Ce sont de bonnes intentions souvent entendues à Mayotte: il faut s’occuper des mineurs à la dérive. Mais au-delà des mots, les actions sont souvent prises en défaut. Si l’aide sociale à l’enfance (ASE) est évidemment en première ligne sur ce sujet, elle est très souvent critiquée pour son manque d’empressement sur certains dossiers et en particuliers sur ceux qui concernent les mineurs sous le coup d’une décision de justice.
«On sait pourtant qu’éloigner des mineurs isolés des lieux où ils vivent, dès les premiers comportements répréhensibles, c’est quelque chose d’essentiel. Les placer dans une famille ou un foyer, c’est un des moyens pour qu’ils ne basculent pas dans la délinquance», explique Me Marjane Ghaem.
Malgré ce raisonnement de bon sens, ils sont nombreux à constater ce qui peut être considéré comme un véritable tri des enfants par l’ASE. Problème: cette sélection des dossiers traités concerne également les enfants pour lesquels la justice ordonne une mesure de placement. C’est tellement vrai que selon l’avocate, «on entend régulièrement dire dans les audiences que si le tribunal prend une ordonnance de placement provisoire (OPP), l’ASE ne l’exécutera pas».
Le rappel à l’ordre du tribunal administratif
C’est précisément ce qui arrivait à un adolescent âgé d’une quinzaine d’années depuis dimanche. Le garçon est clairement à la dérive, seul, vivant dans un squat et déscolarisé. Le juge pour enfants l’a mis en examen et, dans l’attente de son jugement, a décidé de mesures provisoires (éducatives) et d’un éloignement de Mtsamboro, la ville où il a commis les faits pour lesquels il était jugé. La question de son placement se pose alors. Une solution est trouvée via la PJJ pour cinq jours. Mais ensuite?
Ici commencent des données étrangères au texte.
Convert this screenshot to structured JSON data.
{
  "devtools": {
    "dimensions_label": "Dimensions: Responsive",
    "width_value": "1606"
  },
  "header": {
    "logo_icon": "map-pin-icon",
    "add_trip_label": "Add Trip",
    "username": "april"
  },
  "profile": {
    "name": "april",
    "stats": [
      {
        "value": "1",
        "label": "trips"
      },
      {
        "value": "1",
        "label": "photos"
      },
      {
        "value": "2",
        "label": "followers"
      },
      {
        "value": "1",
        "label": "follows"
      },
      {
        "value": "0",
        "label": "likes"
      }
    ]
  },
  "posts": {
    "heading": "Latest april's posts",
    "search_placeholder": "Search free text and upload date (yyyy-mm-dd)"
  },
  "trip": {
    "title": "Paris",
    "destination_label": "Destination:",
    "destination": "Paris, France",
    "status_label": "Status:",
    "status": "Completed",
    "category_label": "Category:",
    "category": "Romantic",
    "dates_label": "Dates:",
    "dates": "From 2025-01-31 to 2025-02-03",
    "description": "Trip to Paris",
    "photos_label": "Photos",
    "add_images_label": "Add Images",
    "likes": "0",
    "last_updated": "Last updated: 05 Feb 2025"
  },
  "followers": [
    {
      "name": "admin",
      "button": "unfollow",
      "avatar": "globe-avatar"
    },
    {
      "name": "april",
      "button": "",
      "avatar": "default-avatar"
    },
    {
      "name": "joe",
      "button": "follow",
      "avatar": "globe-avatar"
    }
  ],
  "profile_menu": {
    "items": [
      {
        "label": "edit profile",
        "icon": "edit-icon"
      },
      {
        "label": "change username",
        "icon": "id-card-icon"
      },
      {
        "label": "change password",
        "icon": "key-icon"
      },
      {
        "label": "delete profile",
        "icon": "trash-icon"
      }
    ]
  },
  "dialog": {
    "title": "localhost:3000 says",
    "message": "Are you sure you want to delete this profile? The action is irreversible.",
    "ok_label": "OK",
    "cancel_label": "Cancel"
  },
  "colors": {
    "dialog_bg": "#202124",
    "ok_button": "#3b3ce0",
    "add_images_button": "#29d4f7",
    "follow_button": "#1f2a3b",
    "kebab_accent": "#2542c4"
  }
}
«Eh bien, ensuite, ça sera à l’ASE de jouer son rôle», se réjouit Me Marjane Ghaem. L’avocate a en effet obtenu du tribunal administratif (TA) que le garçon soit pris en charge par les services du département alors qu’«ils ne voulaient pas venir le chercher». La décision du TA est très claire: «Il est enjoint au président du conseil général de Mayotte de proposer à M. XX, dans un délai de deux jours à compter de la notification du présent jugement, une solution d’hébergement incluant le logement et la prise en charge de ses besoins alimentaires quotidiens, sous astreinte de 100 euros par jour de retard».
Des intentions aux actes
«C’est un très bon signe envoyé au département. Depuis toujours, l’ASE considère qu’elle peut détourner le regard. Elle considère que les mineurs qui ont affaire avec la justice relèvent de la PJJ, la protection judiciaire de la jeunesse. Le TA lui rappelle donc très clairement qu’une ordonnance de placement prise par un juge des enfants doit être exécutée», indique l’avocate.
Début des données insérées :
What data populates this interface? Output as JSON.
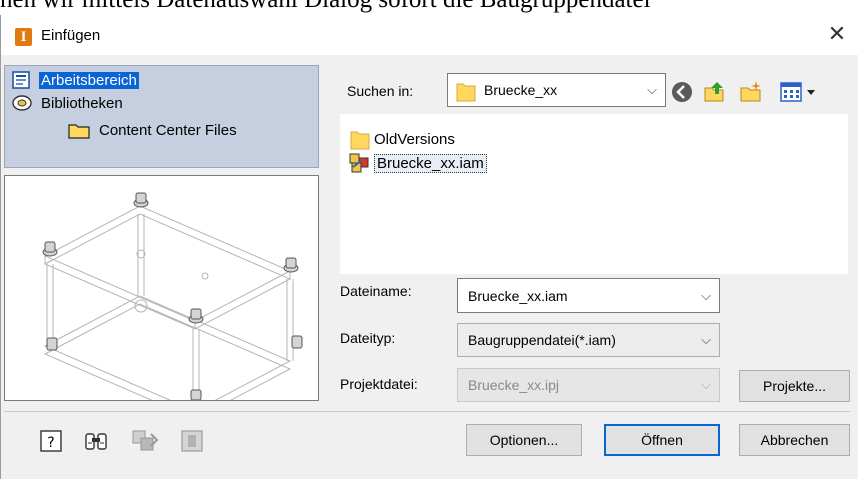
{
  "background_text": "hen wir mittels Datenauswahl Dialog sofort die Baugruppendatei",
  "window": {
    "title": "Einfügen",
    "app_icon_letter": "I",
    "close_glyph": "✕"
  },
  "locations": [
    {
      "label": "Arbeitsbereich",
      "icon": "workspace-icon",
      "selected": true
    },
    {
      "label": "Bibliotheken",
      "icon": "library-icon",
      "selected": false
    },
    {
      "label": "Content Center Files",
      "icon": "folder-icon",
      "selected": false
    }
  ],
  "look_in": {
    "label": "Suchen in:",
    "value": "Bruecke_xx"
  },
  "toolbar_icons": [
    "back-icon",
    "up-folder-icon",
    "new-folder-icon",
    "view-menu-icon"
  ],
  "files": [
    {
      "name": "OldVersions",
      "icon": "folder-icon"
    },
    {
      "name": "Bruecke_xx.iam",
      "icon": "assembly-file-icon",
      "selected": true
    }
  ],
  "filename": {
    "label": "Dateiname:",
    "value": "Bruecke_xx.iam"
  },
  "filetype": {
    "label": "Dateityp:",
    "value": "Baugruppendatei(*.iam)"
  },
  "project": {
    "label": "Projektdatei:",
    "value": "Bruecke_xx.ipj",
    "button": "Projekte..."
  },
  "buttons": {
    "options": "Optionen...",
    "open": "Öffnen",
    "cancel": "Abbrechen"
  },
  "bottom_icons": [
    "help-icon",
    "find-icon",
    "assembly-options-icon",
    "disabled-icon"
  ],
  "colors": {
    "selection": "#0a64d6",
    "location_panel": "#c5cfe0",
    "folder": "#ffd75e",
    "app_icon": "#e07a10"
  }
}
Avec une telle décision, le parquet qui ne demandait plus systématiquement de tels placements, sachant leur mise en œuvre très aléatoire, va également pouvoir revenir à un fonctionnement plus traditionnel. Au moment où le département affiche de grandes et sincères ambitions sur les sujets sociaux et en particulier pour l’ASE, la justice lui rappelle que le temps est désormais venu de passer aux actes.